Ruiwen Zhou, Minghuan Liu, Kan Ren, Xufang Luo, Weinan Zhang, Dongsheng Li
TL;DR
This paper tackles risk-sensitive reinforcement learning by showing that standard distributional RL methods biasedly optimize distortion-risk objectives over accumulated returns. It introduces Trajectory Q-Learning (TQL), a non-Markovian framework that models the history-return distribution via a history-conditioned value function and a history-dependent policy, with theoretical guarantees for policy evaluation and improvement under general distortion risk measures. The authors prove that conventional risk-aware Bellman operators are not contractive and can lead to biased or divergent optimization, motivating HR-based evaluation and a trajectory-focused learning scheme. Empirically, TQL demonstrates improved risk-sensitive performance on discrete MiniGrid and continuous Mountain-Car tasks, outperforming baselines especially under higher risk levels.

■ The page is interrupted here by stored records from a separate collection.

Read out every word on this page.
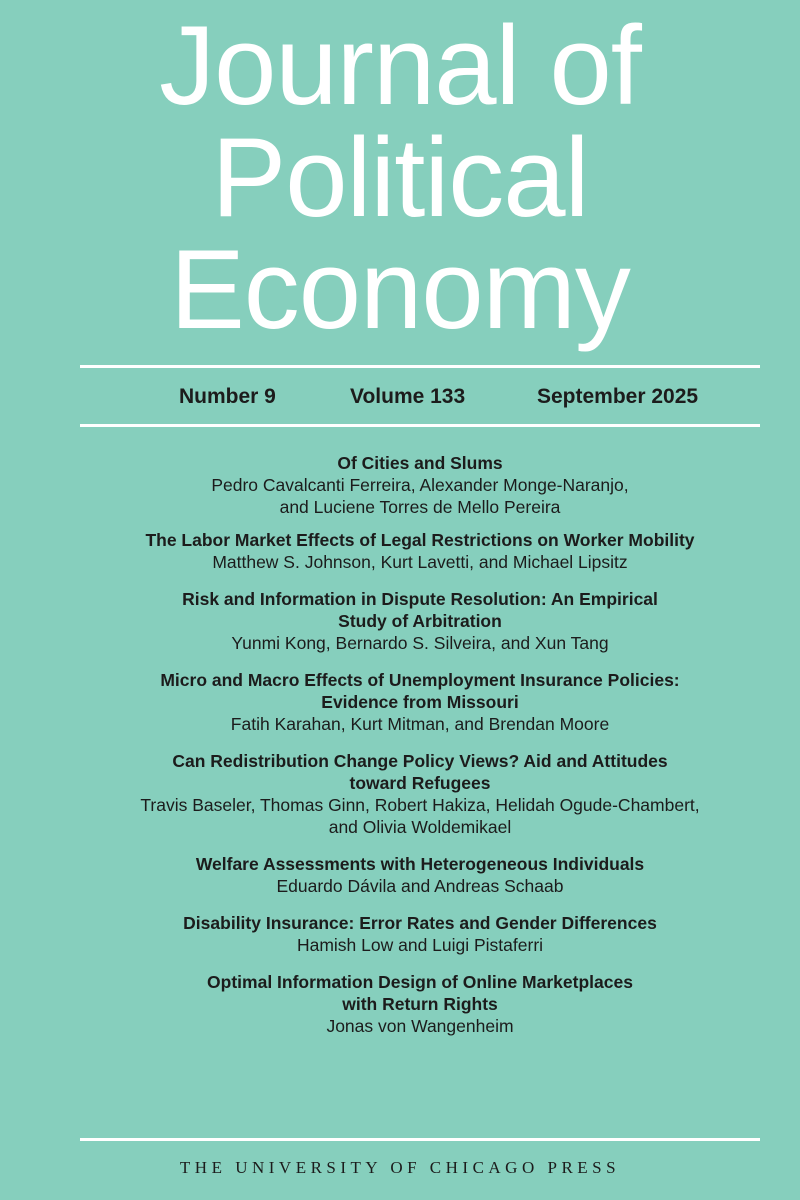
Journal of
Political
Economy
Number 9	Volume 133	September 2025
Of Cities and Slums
Pedro Cavalcanti Ferreira, Alexander Monge-Naranjo,
and Luciene Torres de Mello Pereira
The Labor Market Effects of Legal Restrictions on Worker Mobility
Matthew S. Johnson, Kurt Lavetti, and Michael Lipsitz
Risk and Information in Dispute Resolution: An Empirical
Study of Arbitration
Yunmi Kong, Bernardo S. Silveira, and Xun Tang
Micro and Macro Effects of Unemployment Insurance Policies:
Evidence from Missouri
Fatih Karahan, Kurt Mitman, and Brendan Moore
Can Redistribution Change Policy Views? Aid and Attitudes
toward Refugees
Travis Baseler, Thomas Ginn, Robert Hakiza, Helidah Ogude-Chambert,
and Olivia Woldemikael
Welfare Assessments with Heterogeneous Individuals
Eduardo Dávila and Andreas Schaab
Disability Insurance: Error Rates and Gender Differences
Hamish Low and Luigi Pistaferri
Optimal Information Design of Online Marketplaces
with Return Rights
Jonas von Wangenheim
THE UNIVERSITY OF CHICAGO PRESS
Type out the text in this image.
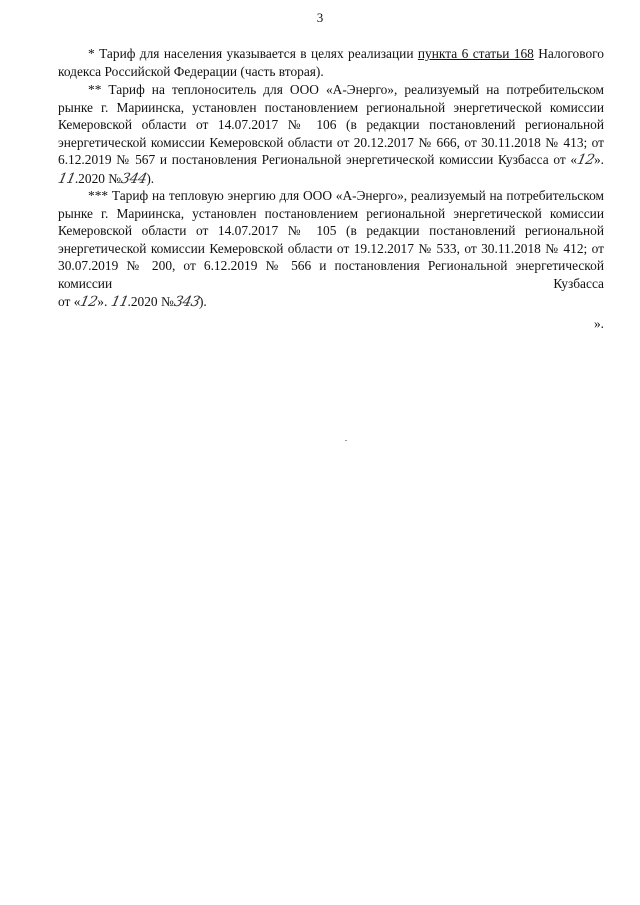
3
* Тариф для населения указывается в целях реализации пункта 6 статьи 168 Налогового кодекса Российской Федерации (часть вторая).
** Тариф на теплоноситель для ООО «А-Энерго», реализуемый на потребительском рынке г. Мариинска, установлен постановлением региональной энергетической комиссии Кемеровской области от 14.07.2017 № 106 (в редакции постановлений региональной энергетической комиссии Кемеровской области от 20.12.2017 № 666, от 30.11.2018 № 413; от 6.12.2019 № 567 и постановления Региональной энергетической комиссии Кузбасса от «12». 11.2020 №344).
*** Тариф на тепловую энергию для ООО «А-Энерго», реализуемый на потребительском рынке г. Мариинска, установлен постановлением региональной энергетической комиссии Кемеровской области от 14.07.2017 № 105 (в редакции постановлений региональной энергетической комиссии Кемеровской области от 19.12.2017 № 533, от 30.11.2018 № 412; от 30.07.2019 № 200, от 6.12.2019 № 566 и постановления Региональной энергетической комиссии Кузбасса
от «12». 11.2020 №343).
».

The work provides a general, convergent approach to risk-sensitive policy learning and outlines avenues to scale to more complex, stochastic environments.
Abstract
Due to the nature of risk management in learning applicable policies, risk-sensitive reinforcement learning (RSRL) has been realized as an important direction. RSRL is usually achieved by learning risk-sensitive objectives characterized by various risk measures, under the framework of distributional reinforcement learning. However, it remains unclear if the distributional Bellman operator properly optimizes the RSRL objective in the sense of risk measures. In this paper, we prove that the existing RSRL methods do not achieve unbiased optimization and cannot guarantee optimality or even improvements regarding risk measures over accumulated return distributions. To remedy this issue, we further propose a novel algorithm, namely Trajectory Q-Learning (TQL), for RSRL problems with provable policy improvement towards the optimal policy. Based on our new learning architecture, we are free to introduce a general and practical implementation for different risk measures to learn disparate risk-sensitive policies. In the experiments, we verify the learnability of our algorithm and show how our method effectively achieves better performances toward risk-sensitive objectives.